Once the ship accepts the captain as The Captain, it follows that the EMH virtual doctor would recognise his responsibility for the crew. I’m being generous here.

Also, could Tony Martin shut up just a little bit?

9

Tim wrote at May 15, 03:36 am

Plot holes, dull directing/editing, and general boredom aside, I thought this episode also felt too stagey in that they didn’t make good use of the ship set.

The CPR scene was trite, but Karen Gillan gave it a much better performance than it deserved.

> I can understand a script I don’t like going through, but I am really, really surprised at the scale of that editing error.

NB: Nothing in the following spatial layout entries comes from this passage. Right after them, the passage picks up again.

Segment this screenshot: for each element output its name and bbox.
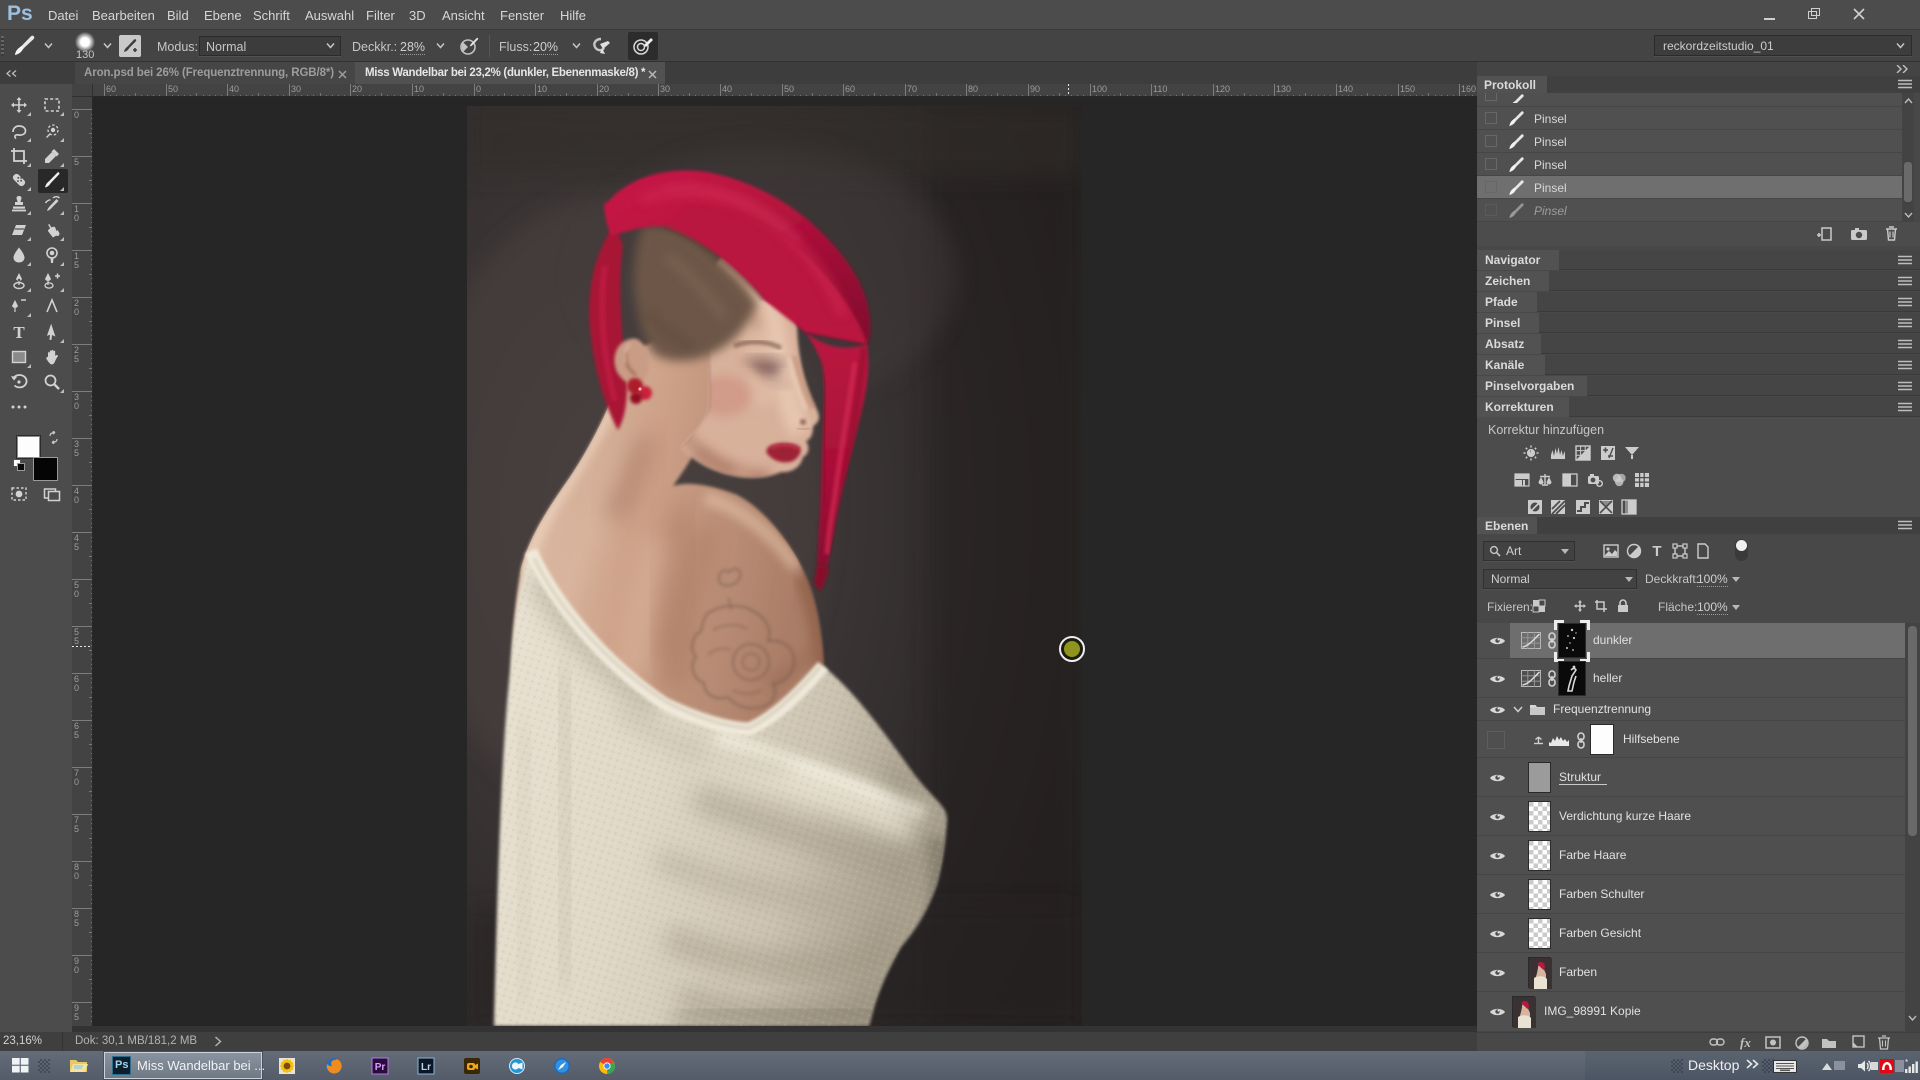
svg-text:Pr: Pr	[375, 1062, 386, 1073]
svg-text:T: T	[13, 323, 25, 341]
svg-text:T: T	[1652, 543, 1661, 559]
svg-text:*: *	[1905, 1058, 1908, 1067]
svg-text:Lr: Lr	[421, 1062, 431, 1073]
svg-text:fx: fx	[1740, 1035, 1751, 1050]
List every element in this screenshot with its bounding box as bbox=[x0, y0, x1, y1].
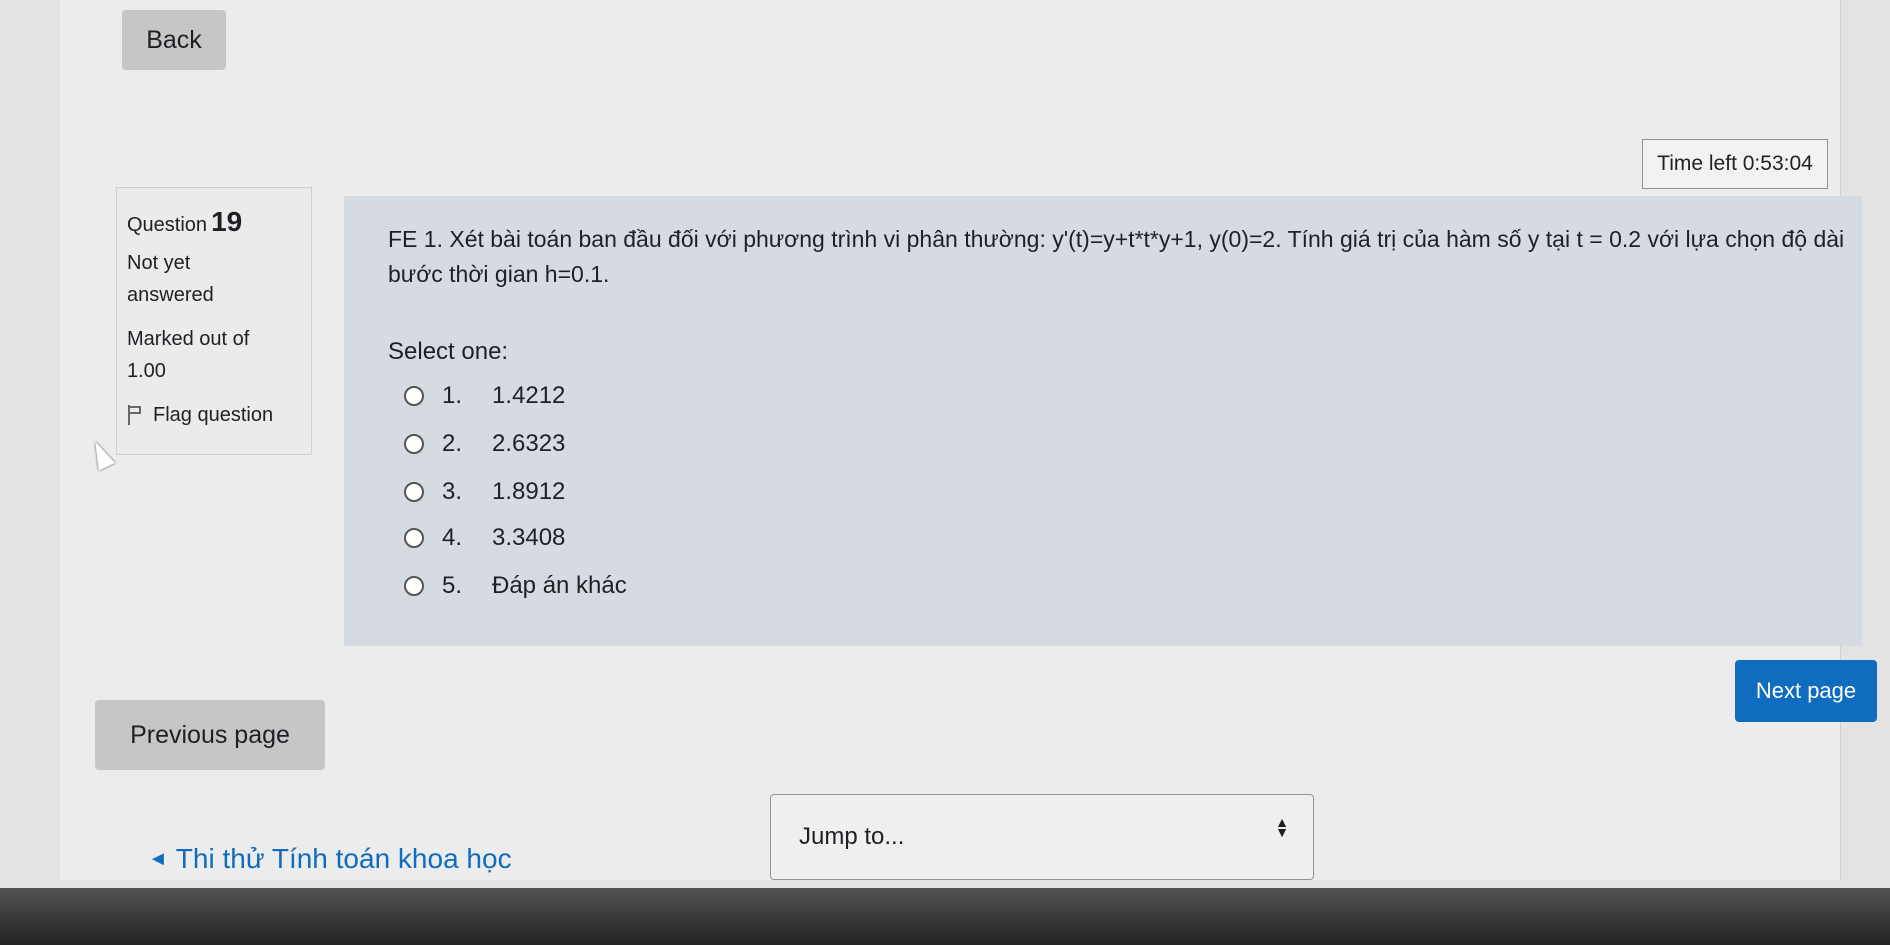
radio-button[interactable] bbox=[404, 576, 424, 596]
monitor-bezel bbox=[0, 888, 1890, 945]
next-page-button[interactable]: Next page bbox=[1735, 660, 1877, 722]
question-content: FE 1. Xét bài toán ban đầu đối với phươn… bbox=[344, 196, 1862, 646]
status-line-2: answered bbox=[127, 284, 214, 306]
question-info-panel: Question 19 Not yet answered Marked out o… bbox=[116, 187, 312, 455]
flag-icon bbox=[127, 405, 143, 425]
select-arrows-icon: ▲ ▼ bbox=[1275, 814, 1289, 840]
arrow-left-icon: ◄ bbox=[148, 847, 168, 870]
answer-option-5[interactable]: 5. Đáp án khác bbox=[404, 572, 627, 600]
answer-option-1[interactable]: 1. 1.4212 bbox=[404, 382, 565, 410]
option-text: 1.4212 bbox=[492, 382, 566, 409]
option-text: 2.6323 bbox=[492, 430, 566, 457]
marks-line-2: 1.00 bbox=[127, 360, 166, 382]
answer-option-2[interactable]: 2. 2.6323 bbox=[404, 430, 565, 458]
answer-option-3[interactable]: 3. 1.8912 bbox=[404, 478, 565, 506]
radio-button[interactable] bbox=[404, 434, 424, 454]
select-one-label: Select one: bbox=[388, 338, 509, 365]
option-number: 3. bbox=[442, 478, 463, 505]
time-left-label: Time left bbox=[1657, 152, 1737, 175]
marks-line-1: Marked out of bbox=[127, 328, 250, 350]
flag-question-link[interactable]: Flag question bbox=[127, 399, 301, 431]
previous-activity-label: Thi thử Tính toán khoa học bbox=[175, 843, 512, 874]
back-button[interactable]: Back bbox=[122, 10, 226, 70]
jump-to-placeholder: Jump to... bbox=[799, 823, 905, 850]
radio-button[interactable] bbox=[404, 528, 424, 548]
question-number: 19 bbox=[211, 206, 243, 237]
question-label: Question bbox=[127, 214, 208, 236]
time-left-value: 0:53:04 bbox=[1742, 152, 1813, 175]
flag-question-label: Flag question bbox=[153, 404, 274, 426]
option-text: 1.8912 bbox=[492, 478, 566, 505]
question-text: FE 1. Xét bài toán ban đầu đối với phươn… bbox=[388, 226, 1845, 287]
status-line-1: Not yet bbox=[127, 252, 191, 274]
option-number: 5. bbox=[442, 572, 463, 599]
radio-button[interactable] bbox=[404, 482, 424, 502]
option-text: Đáp án khác bbox=[492, 572, 627, 599]
option-number: 1. bbox=[442, 382, 463, 409]
time-left-badge: Time left 0:53:04 bbox=[1642, 139, 1828, 189]
previous-page-button[interactable]: Previous page bbox=[95, 700, 325, 770]
jump-to-select[interactable]: Jump to... ▲ ▼ bbox=[770, 794, 1314, 880]
option-number: 2. bbox=[442, 430, 463, 457]
option-text: 3.3408 bbox=[492, 524, 566, 551]
option-number: 4. bbox=[442, 524, 463, 551]
previous-activity-link[interactable]: ◄ Thi thử Tính toán khoa học bbox=[148, 843, 512, 875]
answer-option-4[interactable]: 4. 3.3408 bbox=[404, 524, 565, 552]
radio-button[interactable] bbox=[404, 386, 424, 406]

I’ve gathered from some net comments that Moffat does less rewriting/editing of other writers’ scripts than Davies did. Catriona or Nick, can you shed light on that?

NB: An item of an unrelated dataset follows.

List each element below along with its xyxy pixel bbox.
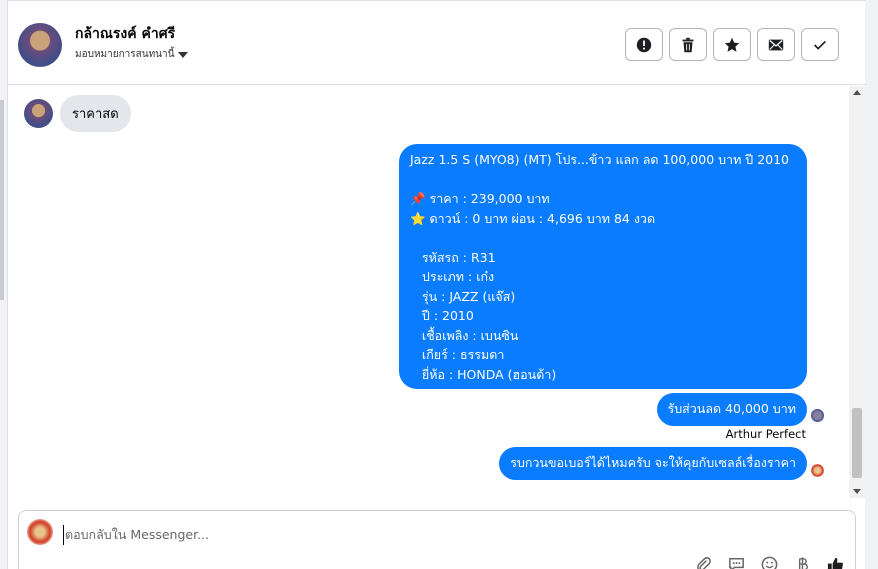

> How does the captain convince her to release all the other pirates to his care?

Perhaps they wearing jewellery too, and the siren recognises same-sex group marriages.

10

Catriona wrote at May 15, 03:37 am

That’s a point: I hadn’t thought of that. Of course, it raises the question of how they convince the ship to accept the captain as captain, and also how they manage to train him to fly a spaceship in the first place, and also whether the EMH actually believed that the ship’s captain had any authority over her patients. But it is a good point.

11

Catriona wrote at May 15, 03:40 am

Ha, Tim! That would explain how she knew what marriage was just from watching pirates. I never knew the seventeenth century was so progressive.

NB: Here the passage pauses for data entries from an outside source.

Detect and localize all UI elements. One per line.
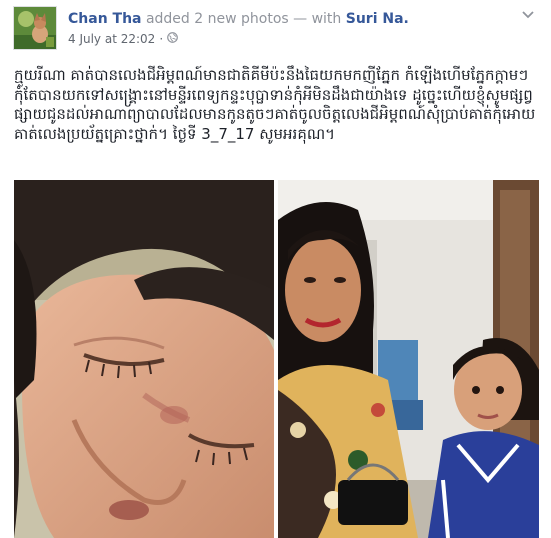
- post-action: added 2 new photos: [145, 11, 289, 27]
- chevron-down-icon[interactable]: [519, 6, 537, 24]
- post-photo-1[interactable]: [14, 180, 274, 538]
- author-avatar[interactable]: [13, 6, 57, 50]
- feed-post: Chan Tha added 2 new photos — with Suri …: [0, 0, 551, 538]
- post-header: Chan Tha added 2 new photos — with Suri …: [68, 10, 508, 28]
- avatar-image: [14, 7, 56, 49]
- author-name[interactable]: Chan Tha: [68, 11, 142, 27]
- child-face-image: [14, 180, 274, 538]
- post-photo-2[interactable]: [278, 180, 539, 538]
- meta-separator: ·: [159, 32, 164, 46]
- globe-icon[interactable]: [167, 32, 179, 46]
- with-separator: — with: [293, 11, 342, 27]
- tagged-person[interactable]: Suri Na.: [346, 11, 409, 27]
- woman-child-image: [278, 180, 539, 538]
- post-meta: 4 July at 22:02 ·: [68, 32, 179, 46]
- post-timestamp[interactable]: 4 July at 22:02: [68, 32, 155, 46]
- post-text: ក្មួយរីណា គាត់បានលេងជីអិម្ដពណ៍មានជាតិគីម…: [14, 66, 536, 143]
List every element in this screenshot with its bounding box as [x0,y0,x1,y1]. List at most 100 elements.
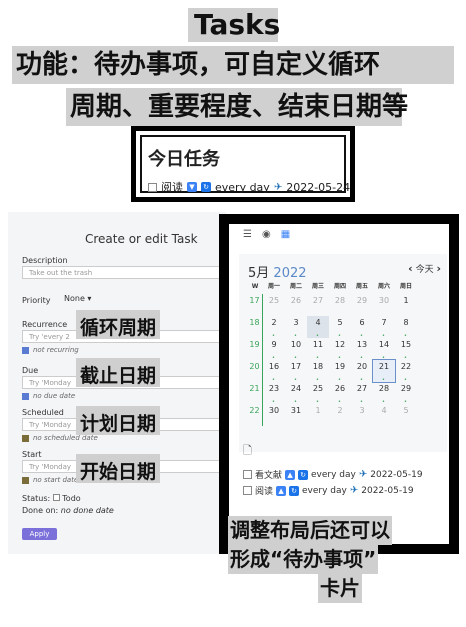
bottom-note: 调整布局后还可以 形成“待办事项” 卡片 [228,516,452,603]
calendar-grid: W 周一 周二 周三 周四 周五 周六 周日 17 25 26 27 28 29 30 1 18 2 • 3 • 4 • 5… [247,280,439,426]
calendar-panel-body: ☰ ◉ ▦ 5月 2022 ‹ 今天 › W 周一 周二 周三 周四 周五 周六 周日 17 2… [229,224,449,544]
calendar-day[interactable]: 16 • [263,360,285,383]
task-checkbox[interactable] [148,182,157,192]
today-task-item: 阅读 ▼ ↻ every day ✈ 2022-05-24 [148,179,350,195]
calendar-day[interactable]: 3 • [285,316,307,339]
calendar-day[interactable]: 29 [351,294,373,316]
calendar-day[interactable]: 25 [263,294,285,316]
weekday-label: 周二 [289,283,302,290]
calendar-day[interactable]: 22 • [395,360,417,383]
calendar-icon[interactable]: ▦ [281,229,290,240]
weekday-label: W [251,283,259,290]
calendar-week-row: 20 16 • 17 • 18 • 19 • 20 • 21 • 22 • [247,359,439,383]
calendar-day[interactable]: 26 [285,294,307,316]
task-checkbox[interactable] [243,470,252,479]
priority-arrow-icon: ▼ [187,182,197,192]
calendar-day[interactable]: 7 • [373,316,395,339]
calendar-day[interactable]: 1 [307,404,329,426]
prev-month-button[interactable]: ‹ [408,262,413,275]
calendar-day[interactable]: 12 • [329,338,351,361]
list-icon[interactable]: ☰ [243,229,252,240]
next-month-button[interactable]: › [436,262,441,275]
calendar-day[interactable]: 30 [373,294,395,316]
calendar-panel: ☰ ◉ ▦ 5月 2022 ‹ 今天 › W 周一 周二 周三 周四 周五 周六 周日 17 2… [219,214,459,554]
calendar-day[interactable]: 18 • [307,360,329,383]
calendar-week-row: 17 25 26 27 28 29 30 1 [247,294,439,316]
calendar-day[interactable]: 6 • [351,316,373,339]
calendar-day[interactable]: 26 • [329,382,351,405]
calendar-day[interactable]: 20 • [351,360,373,383]
calendar-day[interactable]: 31 [285,404,307,426]
calendar-day[interactable]: 5 • [329,316,351,339]
bottom-note-line3: 卡片 [318,574,362,603]
calendar-day[interactable]: 14 • [373,338,395,361]
status-checkbox[interactable] [52,494,60,501]
overlay-recurrence: 循环周期 [76,310,161,339]
edit-task-title: Create or edit Task [85,232,198,246]
calendar-week-row: 18 2 • 3 • 4 • 5 • 6 • 7 • 8 • [247,316,439,339]
week-number[interactable]: 21 [247,382,263,404]
week-number[interactable]: 19 [247,338,263,360]
calendar-day[interactable]: 1 [395,294,417,316]
overlay-due: 截止日期 [76,358,161,387]
start-icon [22,476,29,484]
calendar-day[interactable]: 30 [263,404,285,426]
calendar-day[interactable]: 23 • [263,382,285,405]
calendar-day[interactable]: 29 • [395,382,417,405]
priority-icon: ▲ [276,485,287,496]
priority-select[interactable]: None ▾ [60,294,116,306]
due-date-icon: ✈ [273,181,283,193]
week-number[interactable]: 20 [247,360,263,382]
panel-toolbar: ☰ ◉ ▦ [243,229,290,240]
calendar-day[interactable]: 27 [307,294,329,316]
calendar-week-row: 21 23 • 24 • 25 • 26 • 27 • 28 • 29 • [247,382,439,405]
today-task-card: 今日任务 阅读 ▼ ↻ every day ✈ 2022-05-24 [131,126,355,202]
weekday-label: 周日 [399,283,412,290]
calendar-day[interactable]: 11 • [307,338,329,361]
calendar-day[interactable]: 13 • [351,338,373,361]
task-date: 2022-05-24 [286,180,351,194]
start-label: Start [22,450,42,459]
calendar-day[interactable]: 27 • [351,382,373,405]
calendar-day[interactable]: 2 • [263,316,285,339]
weekday-label: 周五 [355,283,368,290]
calendar-day[interactable]: 4 [373,404,395,426]
calendar-day[interactable]: 9 • [263,338,285,361]
description-input[interactable]: Take out the trash [22,266,226,279]
weekday-label: 周三 [311,283,324,290]
calendar-day[interactable]: 28 [329,294,351,316]
overlay-start: 开始日期 [76,454,161,483]
due-label: Due [22,366,39,375]
calendar-day[interactable]: 17 • [285,360,307,383]
week-number[interactable]: 18 [247,316,263,338]
week-number[interactable]: 22 [247,404,263,426]
priority-icon: ▲ [285,469,296,480]
calendar-day[interactable]: 4 • [307,316,329,339]
task-checkbox[interactable] [243,486,252,495]
done-row: Done on: no done date [22,506,114,515]
weekday-header: W 周一 周二 周三 周四 周五 周六 周日 [247,280,439,294]
apply-button[interactable]: Apply [22,528,57,540]
calendar-day[interactable]: 19 • [329,360,351,383]
recurrence-hint: not recurring [22,346,79,354]
calendar-day[interactable]: 8 • [395,316,417,339]
page-title: Tasks [188,8,280,42]
recurrence-label: Recurrence [22,320,68,329]
calendar-day[interactable]: 2 [329,404,351,426]
calendar-day[interactable]: 24 • [285,382,307,405]
file-icon[interactable]: 🗋 [243,442,252,461]
calendar-day[interactable]: 5 [395,404,417,426]
week-number[interactable]: 17 [247,294,263,316]
calendar-day[interactable]: 25 • [307,382,329,405]
calendar-day[interactable]: 15 • [395,338,417,361]
palette-icon[interactable]: ◉ [262,229,271,240]
task-name: 阅读 [161,181,183,194]
calendar-day[interactable]: 21 • [372,359,396,383]
calendar-day[interactable]: 10 • [285,338,307,361]
calendar-day[interactable]: 28 • [373,382,395,405]
status-row: Status: Todo [22,494,81,503]
today-button[interactable]: 今天 [416,265,434,275]
calendar-day[interactable]: 3 [351,404,373,426]
weekday-label: 周六 [377,283,390,290]
calendar-nav: ‹ 今天 › [408,262,441,275]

Adding to the staginess of the episode, I got the impression all the way through that the episode only made any sense whatsoever if the Doctor already knew how it was going to end. It felt as though it were written by someone who never, ever forgot for a moment how it was going to end, and didn’t let us forget either.

12

Nick wrote at May 15, 10:59 pm

Tim, that’s my understanding, yes. Moffat seems to direct the original writer to perform the rewrites rather than taking it on himself, but RTD never rewrote other creator’s scripts (Matthew Graham, Steven Moffat, etc).

My conclusion about this story is that Thompson figured out how to write Doctor Who by watching Moffat episodes – most of the plot twists and interesting images are straight out of The Empty Child and The Girl in the Fireplace. Not a bad writer to steal from, but if you lack Moffat’s gift for structure and dialogue you get something that’s pretty lifeless on screen.

Really though, Doctor Who on a pirate ship with an actor of Hugh Bonneville’s class should have been a lot livelier.

13

Catriona wrote at May 15, 11:03 pm

And, let’s face it, RTD should have re-written that Matthew Graham script. Graham is a good writer, and I’m quite excited about his episode this time around. But “Fear Her” was a bad mis-step.